In 1950 an out-of-office De Valera visited Israel with Briscoe and they dined with Ben-Gurion at Chief Rabbi Herzog’s home. Briscoe was passed over for office in his own country – perhaps his Jewishness was a factor – yet he became Lord Mayor of Dublin in 1956.
The odyssey of Robert Briscoe – his frustrations and his travails – is a fascinating one. He was at the crossroads of both Irish and Jewish nationalism. Kevin McCarthy has recovered his story for a wider audience and has thereby made an important contribution to Jewish as well as to Irish history.

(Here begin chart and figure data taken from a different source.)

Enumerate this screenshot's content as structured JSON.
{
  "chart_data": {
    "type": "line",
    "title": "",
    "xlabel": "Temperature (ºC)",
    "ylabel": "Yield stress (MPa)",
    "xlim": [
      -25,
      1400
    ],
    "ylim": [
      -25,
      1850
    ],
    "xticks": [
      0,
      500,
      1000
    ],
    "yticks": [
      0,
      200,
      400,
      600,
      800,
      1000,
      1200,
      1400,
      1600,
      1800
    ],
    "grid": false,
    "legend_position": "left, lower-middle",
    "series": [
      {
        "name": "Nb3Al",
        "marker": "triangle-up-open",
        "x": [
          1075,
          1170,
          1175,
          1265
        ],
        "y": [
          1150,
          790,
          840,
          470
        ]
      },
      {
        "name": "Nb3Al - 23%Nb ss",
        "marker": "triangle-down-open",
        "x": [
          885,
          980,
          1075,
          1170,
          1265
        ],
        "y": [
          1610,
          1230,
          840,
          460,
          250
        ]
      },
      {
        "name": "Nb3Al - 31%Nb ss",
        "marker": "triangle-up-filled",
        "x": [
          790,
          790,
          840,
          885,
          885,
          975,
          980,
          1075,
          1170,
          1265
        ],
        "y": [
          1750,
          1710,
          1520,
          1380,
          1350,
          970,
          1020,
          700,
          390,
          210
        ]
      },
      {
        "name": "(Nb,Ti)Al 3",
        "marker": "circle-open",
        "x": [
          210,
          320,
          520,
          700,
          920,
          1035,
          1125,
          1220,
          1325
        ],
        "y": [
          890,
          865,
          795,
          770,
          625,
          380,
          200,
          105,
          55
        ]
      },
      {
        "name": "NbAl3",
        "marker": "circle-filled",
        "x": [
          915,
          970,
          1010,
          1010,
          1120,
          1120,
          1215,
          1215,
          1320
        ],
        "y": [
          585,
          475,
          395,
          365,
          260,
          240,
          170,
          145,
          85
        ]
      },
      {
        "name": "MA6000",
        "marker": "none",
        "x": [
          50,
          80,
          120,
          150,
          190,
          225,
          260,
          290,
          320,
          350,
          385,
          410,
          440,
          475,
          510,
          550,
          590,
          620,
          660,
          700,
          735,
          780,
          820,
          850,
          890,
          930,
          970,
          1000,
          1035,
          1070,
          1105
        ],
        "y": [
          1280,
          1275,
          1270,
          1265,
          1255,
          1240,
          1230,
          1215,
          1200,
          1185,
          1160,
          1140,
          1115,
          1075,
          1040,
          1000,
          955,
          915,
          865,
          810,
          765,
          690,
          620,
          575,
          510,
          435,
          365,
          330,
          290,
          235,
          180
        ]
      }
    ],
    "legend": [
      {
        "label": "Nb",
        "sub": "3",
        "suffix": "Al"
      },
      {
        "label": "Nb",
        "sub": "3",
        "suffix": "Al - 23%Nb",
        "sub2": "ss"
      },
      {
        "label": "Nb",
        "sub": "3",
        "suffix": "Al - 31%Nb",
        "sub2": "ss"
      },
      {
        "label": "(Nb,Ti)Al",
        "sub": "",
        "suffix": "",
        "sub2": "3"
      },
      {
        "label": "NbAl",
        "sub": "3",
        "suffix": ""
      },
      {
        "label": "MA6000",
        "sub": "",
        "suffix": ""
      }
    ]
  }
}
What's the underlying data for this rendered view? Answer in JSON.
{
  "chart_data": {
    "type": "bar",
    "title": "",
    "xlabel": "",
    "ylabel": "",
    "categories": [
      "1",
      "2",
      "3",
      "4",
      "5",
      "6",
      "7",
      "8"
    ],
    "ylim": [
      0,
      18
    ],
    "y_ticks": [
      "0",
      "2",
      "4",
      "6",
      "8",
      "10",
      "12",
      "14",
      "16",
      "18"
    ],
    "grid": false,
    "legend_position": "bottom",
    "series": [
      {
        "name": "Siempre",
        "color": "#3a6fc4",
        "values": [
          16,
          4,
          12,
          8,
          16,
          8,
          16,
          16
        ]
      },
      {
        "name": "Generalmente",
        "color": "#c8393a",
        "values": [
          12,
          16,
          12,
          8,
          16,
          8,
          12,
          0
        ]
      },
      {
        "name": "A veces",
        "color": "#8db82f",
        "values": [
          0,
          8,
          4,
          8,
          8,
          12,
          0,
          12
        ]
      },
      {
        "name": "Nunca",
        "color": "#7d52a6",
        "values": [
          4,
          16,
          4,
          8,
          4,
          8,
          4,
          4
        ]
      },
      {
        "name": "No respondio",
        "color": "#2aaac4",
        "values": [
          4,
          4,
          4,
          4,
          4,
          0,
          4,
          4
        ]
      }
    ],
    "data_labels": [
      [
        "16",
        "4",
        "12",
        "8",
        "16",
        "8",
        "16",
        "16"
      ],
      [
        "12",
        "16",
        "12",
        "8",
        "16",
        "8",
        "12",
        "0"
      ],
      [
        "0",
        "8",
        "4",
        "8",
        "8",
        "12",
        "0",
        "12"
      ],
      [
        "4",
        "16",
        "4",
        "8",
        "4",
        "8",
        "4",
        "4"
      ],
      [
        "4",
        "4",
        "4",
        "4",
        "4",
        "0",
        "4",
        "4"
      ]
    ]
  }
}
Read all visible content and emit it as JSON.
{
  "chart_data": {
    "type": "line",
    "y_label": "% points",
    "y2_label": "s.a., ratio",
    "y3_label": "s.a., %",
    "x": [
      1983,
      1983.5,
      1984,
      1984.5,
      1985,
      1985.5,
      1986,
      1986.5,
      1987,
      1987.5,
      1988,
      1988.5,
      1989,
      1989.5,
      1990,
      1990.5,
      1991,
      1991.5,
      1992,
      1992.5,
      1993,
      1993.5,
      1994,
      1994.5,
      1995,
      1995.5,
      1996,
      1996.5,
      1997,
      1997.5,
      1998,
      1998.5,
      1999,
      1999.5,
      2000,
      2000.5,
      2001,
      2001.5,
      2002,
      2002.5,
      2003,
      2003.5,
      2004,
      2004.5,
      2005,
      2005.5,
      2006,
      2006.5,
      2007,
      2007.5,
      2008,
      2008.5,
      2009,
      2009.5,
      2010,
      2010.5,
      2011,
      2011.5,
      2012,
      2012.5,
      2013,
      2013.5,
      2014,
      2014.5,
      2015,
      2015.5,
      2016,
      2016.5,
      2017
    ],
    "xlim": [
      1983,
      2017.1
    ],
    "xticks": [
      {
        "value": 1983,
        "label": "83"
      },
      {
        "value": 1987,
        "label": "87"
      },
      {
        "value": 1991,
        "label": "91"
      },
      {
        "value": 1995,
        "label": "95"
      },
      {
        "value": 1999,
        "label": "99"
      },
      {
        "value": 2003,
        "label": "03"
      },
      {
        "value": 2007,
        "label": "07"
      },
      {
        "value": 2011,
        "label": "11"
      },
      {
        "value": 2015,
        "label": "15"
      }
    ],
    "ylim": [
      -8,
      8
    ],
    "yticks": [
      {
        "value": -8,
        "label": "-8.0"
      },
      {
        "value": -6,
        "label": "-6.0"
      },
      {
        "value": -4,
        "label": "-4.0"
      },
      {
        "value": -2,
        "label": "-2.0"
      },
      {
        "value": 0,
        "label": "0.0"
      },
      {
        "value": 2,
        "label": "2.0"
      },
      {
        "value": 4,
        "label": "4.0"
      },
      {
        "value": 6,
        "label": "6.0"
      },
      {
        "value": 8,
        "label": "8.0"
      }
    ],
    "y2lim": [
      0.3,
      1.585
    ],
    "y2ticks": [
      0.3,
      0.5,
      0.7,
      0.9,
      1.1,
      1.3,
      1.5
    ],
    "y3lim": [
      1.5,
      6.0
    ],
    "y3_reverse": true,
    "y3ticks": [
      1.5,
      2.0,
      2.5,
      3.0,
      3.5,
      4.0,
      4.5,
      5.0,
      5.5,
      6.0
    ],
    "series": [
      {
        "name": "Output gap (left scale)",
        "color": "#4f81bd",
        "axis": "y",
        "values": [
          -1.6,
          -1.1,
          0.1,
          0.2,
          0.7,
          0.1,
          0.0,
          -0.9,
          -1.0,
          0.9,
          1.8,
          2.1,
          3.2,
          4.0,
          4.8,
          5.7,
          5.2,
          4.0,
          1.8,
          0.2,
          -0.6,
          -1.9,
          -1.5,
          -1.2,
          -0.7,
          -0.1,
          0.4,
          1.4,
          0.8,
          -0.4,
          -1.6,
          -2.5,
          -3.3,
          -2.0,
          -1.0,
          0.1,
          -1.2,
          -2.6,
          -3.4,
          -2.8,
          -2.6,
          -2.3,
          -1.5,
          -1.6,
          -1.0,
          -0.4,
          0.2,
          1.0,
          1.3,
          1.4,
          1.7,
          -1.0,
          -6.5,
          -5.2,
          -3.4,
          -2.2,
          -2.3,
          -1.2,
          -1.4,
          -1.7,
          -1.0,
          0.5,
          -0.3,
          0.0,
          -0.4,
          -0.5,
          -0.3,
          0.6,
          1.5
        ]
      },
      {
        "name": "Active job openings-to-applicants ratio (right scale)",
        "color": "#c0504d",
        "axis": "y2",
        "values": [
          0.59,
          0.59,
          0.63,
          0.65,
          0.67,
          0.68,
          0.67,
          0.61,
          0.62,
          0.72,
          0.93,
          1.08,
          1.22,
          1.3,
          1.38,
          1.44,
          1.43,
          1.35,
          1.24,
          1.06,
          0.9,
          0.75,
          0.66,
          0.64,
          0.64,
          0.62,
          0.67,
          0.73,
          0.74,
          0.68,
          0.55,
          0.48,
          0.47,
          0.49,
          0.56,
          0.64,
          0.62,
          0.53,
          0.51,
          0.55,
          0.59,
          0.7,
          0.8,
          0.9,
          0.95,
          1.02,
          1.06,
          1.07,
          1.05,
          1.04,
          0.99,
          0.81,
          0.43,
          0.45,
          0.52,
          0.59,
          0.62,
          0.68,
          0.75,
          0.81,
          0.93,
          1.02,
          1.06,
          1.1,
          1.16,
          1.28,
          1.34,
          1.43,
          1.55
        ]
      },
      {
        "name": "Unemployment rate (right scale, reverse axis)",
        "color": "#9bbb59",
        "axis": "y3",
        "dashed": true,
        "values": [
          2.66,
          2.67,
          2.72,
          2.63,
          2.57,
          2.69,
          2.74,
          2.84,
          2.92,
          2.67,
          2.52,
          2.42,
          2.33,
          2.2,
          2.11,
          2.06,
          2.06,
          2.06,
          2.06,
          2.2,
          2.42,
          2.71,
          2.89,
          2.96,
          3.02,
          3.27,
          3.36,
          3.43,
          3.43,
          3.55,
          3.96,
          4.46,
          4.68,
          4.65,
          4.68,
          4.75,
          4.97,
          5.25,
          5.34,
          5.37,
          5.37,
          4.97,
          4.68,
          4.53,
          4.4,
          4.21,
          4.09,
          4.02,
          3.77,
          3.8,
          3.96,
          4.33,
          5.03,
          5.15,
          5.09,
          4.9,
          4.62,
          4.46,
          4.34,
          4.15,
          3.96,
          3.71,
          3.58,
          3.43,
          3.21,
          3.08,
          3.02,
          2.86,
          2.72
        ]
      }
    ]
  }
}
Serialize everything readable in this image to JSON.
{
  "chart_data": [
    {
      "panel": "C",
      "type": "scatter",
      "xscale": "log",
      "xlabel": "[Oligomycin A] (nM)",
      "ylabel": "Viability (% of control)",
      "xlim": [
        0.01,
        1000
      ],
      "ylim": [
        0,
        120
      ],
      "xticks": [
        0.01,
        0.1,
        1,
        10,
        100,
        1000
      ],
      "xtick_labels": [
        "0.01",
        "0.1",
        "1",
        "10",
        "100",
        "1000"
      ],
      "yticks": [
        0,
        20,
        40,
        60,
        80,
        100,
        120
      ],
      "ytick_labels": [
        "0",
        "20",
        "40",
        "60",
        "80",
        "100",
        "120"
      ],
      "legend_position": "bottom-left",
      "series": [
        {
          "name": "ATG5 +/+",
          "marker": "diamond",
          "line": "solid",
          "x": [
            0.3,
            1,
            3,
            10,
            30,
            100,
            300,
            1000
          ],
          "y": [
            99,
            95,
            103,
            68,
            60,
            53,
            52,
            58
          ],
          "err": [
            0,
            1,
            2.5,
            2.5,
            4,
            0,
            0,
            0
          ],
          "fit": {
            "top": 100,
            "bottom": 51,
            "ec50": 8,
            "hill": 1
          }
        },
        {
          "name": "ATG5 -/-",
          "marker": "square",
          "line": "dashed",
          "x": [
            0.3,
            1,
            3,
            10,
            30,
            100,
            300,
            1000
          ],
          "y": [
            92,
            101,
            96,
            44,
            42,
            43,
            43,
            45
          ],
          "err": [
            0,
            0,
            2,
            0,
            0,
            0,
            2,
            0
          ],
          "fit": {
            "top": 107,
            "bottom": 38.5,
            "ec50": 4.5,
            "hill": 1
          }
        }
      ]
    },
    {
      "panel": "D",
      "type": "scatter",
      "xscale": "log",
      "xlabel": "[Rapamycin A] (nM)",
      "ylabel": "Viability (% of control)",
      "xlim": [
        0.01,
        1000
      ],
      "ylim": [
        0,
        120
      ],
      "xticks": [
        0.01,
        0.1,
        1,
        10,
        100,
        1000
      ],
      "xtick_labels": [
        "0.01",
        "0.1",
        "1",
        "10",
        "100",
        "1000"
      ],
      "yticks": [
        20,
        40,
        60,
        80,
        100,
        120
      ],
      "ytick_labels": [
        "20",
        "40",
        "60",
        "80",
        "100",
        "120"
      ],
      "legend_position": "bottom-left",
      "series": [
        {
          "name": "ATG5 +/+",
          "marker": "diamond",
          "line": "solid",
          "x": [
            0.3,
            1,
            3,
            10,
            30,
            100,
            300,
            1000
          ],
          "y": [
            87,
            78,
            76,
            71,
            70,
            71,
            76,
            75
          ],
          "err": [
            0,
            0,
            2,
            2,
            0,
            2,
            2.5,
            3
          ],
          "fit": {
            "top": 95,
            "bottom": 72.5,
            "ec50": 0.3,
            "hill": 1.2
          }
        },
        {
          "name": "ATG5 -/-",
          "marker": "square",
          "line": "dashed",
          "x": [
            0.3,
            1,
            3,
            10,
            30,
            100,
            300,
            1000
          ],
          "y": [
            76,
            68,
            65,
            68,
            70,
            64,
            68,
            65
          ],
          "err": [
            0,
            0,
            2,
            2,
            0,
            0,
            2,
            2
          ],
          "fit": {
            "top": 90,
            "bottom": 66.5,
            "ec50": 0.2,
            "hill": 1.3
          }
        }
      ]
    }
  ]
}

Padraig Pearse, a leader of the Easter Rising, proclaimed: “In every generation the Irish people have asserted their right to national freedom and sovereignty: six times during the past 300 years they have asserted it in arms in the face of the world. We hereby proclaim the Irish Republic as a sovereign independent state and we pledge our lives and the lives of our comrades-in-arms to the cause of freedom, of its welfare and of its exaltation among the nations.”
Such words convey meaning to Jews. Perhaps Irish nationalism and Zionism have more in common than Gerry Adams and the current leaders of Sinn Féin care to admit.
Jewish Chronicle 1 April 2016
Thankyou very much for this. I had not heard Jabotinsky’s name in over 50 years nor any Briscoe. I remembered one of the Briscoes as the Jewish Lord Mayor of Dublin in my youth and so was drawn to the article. I haven’t search for it but, I believe, Christian/Catholic anti-semitism came heavily out of the forced Christianization of the Roman Empire with us Jews being designated fall guys at the Council of Nicaea to release the Romans from that.
Robert Briscoe did a lot for the IRA, they were happy to use him to their
advantage, however bdhind his back those rsts still calledhim a dirty Jew. Southern Ireland never accepted Jewish refugees fleeing Hitler & looking for safety.